Do more coffee shops mean more consumption?
Shanghai and Beijing are the two most important cities in China, both cosmopolitan, modern and, above all, full of cafes. So, it would be logical to assume that these cities have high coffee consumption, right?
According to the consulting firm Euromonitor International, the per capita consumption of coffee in China is 3 cups per year, with consumption in the major urban centers being significantly higher.
To give you an idea, consider that per capita coffee consumption in the United States is 363 cups per year, according to Euromonitor. In other words, most Chinese consume very little coffee, mainly because of the high price of coffee and the ingrained habit of drinking tea.
However, the income of many Chinese has increased, leaving them more money to spend on Western products such as coffee. Euromonitor points out that coffee consumption in China, while not the highest, has increased by 16% per year over the past decade, which is significant growth.
So, one thing is certain: more brands can be expected to enter the Chinese market as this country offers great opportunities for the coffee sector. And as more players enter the competition for the Chinese public’s preference, especially millennials, it will ultimately result in lower coffee prices as there will be more supply.
However, Starbucks already has an edge over its rivals, as the US brand has partnered with several coffee growers in the Yunnan region since 2017 to market a Chinese-origin coffee.
This massive investment in the coffee industry suggests that it will be one of the fastest growing economic sectors in the Asian country in the coming years. At the same time, boosting domestic coffee consumption could be a great incentive since most of the production, like in other coffee-producing countries, is destined for export.
Coffee processing in China
The Chinese coffee farmers are currently focusing on the production of specialty coffee, so there are already several processing methods to achieve good coffee quality.
So, there are different ways to prepare the coffee beans so that they are ready for the roasting process.
Coffee washing process in China
In this process, the coffee fruits are washed in industrial machines until only the beans are left, i.e. the pulp is removed.
It is also common for the coffee to be fermented with or without water to remove the mucilage, that is the part of the fruit that contains neither sugar nor caffeine.
Natural drying process
The coffee beans then undergo a drying process.
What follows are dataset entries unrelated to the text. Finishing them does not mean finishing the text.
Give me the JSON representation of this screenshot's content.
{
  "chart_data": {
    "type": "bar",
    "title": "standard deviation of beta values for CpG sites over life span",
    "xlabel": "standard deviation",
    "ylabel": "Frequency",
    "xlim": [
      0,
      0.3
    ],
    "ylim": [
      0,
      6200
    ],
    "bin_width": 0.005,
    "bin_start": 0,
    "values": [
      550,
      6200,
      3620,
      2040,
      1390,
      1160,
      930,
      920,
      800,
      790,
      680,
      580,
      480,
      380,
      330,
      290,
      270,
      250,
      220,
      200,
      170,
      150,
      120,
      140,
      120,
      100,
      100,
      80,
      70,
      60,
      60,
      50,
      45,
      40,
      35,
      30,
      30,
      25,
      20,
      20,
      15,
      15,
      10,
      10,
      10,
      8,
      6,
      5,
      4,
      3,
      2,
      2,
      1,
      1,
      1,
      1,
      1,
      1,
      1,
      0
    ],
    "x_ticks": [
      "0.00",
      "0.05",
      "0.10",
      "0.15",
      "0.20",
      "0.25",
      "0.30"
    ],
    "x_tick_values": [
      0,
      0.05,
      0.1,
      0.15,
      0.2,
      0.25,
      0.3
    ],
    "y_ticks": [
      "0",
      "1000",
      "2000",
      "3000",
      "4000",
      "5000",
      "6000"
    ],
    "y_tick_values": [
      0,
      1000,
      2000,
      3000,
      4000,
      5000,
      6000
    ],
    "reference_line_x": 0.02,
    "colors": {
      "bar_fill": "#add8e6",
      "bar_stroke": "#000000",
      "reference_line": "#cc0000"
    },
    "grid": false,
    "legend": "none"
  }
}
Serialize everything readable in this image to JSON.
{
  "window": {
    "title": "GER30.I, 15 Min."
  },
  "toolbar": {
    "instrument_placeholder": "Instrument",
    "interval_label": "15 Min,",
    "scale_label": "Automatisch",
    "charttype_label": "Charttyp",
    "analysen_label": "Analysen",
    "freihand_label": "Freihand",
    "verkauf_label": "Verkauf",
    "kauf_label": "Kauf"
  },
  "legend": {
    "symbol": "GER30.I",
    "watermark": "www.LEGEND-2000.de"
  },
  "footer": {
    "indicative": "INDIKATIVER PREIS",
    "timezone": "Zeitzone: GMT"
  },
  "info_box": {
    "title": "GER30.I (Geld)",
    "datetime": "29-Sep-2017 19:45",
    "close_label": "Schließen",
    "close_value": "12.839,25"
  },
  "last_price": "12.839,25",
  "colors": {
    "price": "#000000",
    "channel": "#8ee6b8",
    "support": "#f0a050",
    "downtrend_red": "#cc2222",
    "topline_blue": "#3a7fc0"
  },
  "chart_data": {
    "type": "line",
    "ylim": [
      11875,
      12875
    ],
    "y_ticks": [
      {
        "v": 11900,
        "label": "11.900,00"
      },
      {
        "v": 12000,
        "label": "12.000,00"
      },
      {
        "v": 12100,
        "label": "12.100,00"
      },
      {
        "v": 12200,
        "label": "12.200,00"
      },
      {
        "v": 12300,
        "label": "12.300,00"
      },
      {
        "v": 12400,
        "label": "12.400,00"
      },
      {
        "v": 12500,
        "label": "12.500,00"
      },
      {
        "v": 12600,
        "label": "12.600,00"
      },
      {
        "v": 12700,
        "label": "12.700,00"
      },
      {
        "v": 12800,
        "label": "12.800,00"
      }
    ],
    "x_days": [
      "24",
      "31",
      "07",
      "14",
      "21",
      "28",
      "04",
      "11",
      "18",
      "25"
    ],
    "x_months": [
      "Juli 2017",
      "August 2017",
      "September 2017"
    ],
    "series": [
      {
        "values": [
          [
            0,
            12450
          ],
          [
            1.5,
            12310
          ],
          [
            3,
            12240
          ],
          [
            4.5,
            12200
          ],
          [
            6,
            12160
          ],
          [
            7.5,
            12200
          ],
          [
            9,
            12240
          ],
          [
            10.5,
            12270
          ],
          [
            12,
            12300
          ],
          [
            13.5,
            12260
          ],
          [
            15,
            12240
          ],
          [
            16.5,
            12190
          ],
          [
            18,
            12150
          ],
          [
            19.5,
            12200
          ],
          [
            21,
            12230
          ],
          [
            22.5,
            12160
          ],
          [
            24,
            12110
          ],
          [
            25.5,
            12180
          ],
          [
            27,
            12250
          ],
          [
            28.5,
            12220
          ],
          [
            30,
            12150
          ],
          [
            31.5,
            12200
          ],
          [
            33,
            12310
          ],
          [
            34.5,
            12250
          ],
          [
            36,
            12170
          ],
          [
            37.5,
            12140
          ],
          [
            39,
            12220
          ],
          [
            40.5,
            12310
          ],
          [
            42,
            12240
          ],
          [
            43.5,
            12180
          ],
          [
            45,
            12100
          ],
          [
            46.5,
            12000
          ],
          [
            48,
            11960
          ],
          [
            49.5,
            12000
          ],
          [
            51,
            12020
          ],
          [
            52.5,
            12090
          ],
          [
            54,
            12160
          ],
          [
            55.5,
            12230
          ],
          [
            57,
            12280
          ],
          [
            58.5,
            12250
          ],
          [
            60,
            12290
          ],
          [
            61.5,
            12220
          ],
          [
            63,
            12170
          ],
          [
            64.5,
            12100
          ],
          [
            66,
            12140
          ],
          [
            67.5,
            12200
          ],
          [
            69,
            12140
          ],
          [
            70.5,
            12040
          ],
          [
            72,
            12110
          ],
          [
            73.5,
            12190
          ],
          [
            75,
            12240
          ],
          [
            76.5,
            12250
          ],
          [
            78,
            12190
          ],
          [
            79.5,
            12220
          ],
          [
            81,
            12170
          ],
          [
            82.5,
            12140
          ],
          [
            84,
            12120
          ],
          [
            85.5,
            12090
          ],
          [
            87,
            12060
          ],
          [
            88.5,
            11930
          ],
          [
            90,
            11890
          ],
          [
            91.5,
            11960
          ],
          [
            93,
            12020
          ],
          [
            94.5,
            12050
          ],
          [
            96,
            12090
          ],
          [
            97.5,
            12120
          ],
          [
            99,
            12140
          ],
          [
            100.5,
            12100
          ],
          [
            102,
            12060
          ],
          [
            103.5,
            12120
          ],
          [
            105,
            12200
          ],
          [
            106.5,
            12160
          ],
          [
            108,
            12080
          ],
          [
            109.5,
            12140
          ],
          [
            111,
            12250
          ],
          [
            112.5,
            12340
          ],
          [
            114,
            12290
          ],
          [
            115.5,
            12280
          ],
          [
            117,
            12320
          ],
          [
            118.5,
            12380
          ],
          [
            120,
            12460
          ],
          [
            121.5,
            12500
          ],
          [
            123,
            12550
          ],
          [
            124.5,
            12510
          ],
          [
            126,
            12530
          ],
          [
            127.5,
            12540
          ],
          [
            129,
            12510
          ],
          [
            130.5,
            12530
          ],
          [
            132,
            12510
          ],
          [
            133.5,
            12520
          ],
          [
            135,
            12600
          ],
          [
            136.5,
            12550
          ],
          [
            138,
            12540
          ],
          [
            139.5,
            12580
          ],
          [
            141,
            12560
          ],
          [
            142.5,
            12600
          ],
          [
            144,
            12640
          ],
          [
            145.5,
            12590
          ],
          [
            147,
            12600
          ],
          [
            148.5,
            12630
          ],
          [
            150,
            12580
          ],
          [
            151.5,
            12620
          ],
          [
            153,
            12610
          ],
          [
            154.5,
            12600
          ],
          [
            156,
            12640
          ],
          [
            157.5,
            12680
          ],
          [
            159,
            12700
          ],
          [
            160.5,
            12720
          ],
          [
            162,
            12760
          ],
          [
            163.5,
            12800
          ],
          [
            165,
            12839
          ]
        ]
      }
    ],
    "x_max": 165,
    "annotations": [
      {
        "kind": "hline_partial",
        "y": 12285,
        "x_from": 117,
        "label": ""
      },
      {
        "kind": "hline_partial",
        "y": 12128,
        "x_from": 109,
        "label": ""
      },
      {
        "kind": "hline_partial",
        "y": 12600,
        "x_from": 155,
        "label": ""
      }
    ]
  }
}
The coffee is then dried naturally, ie in the fresh air. Depending on the weather and the thickness of the beans, this process can take up to several weeks.
Processing with honey
Contrary to what you might think, no honey is used in this procedure. After the pulp is removed from the fruit, the mucilage is not removed but is left in place.
This is done so that when the mucus comes into contact with air, it becomes viscous and acquires a honey-like consistency. This gives the coffee a milder taste, which it retains even after roasting.
Flavor profile of coffee made in China
It is worth remembering that 90% of China’s coffee production comes from the Yunnan region. However, the coffee produced there can taste very different depending on the altitude at which it was grown and the type of processing prior to roasting.
However, those who have tasted Chinese specialty coffee say that in general it is a drink with balanced flavors, fruity notes and a good amount of sweetness. In addition, experts say that coffee that has been washed before roasting tastes very similar to coffee produced in Latin America.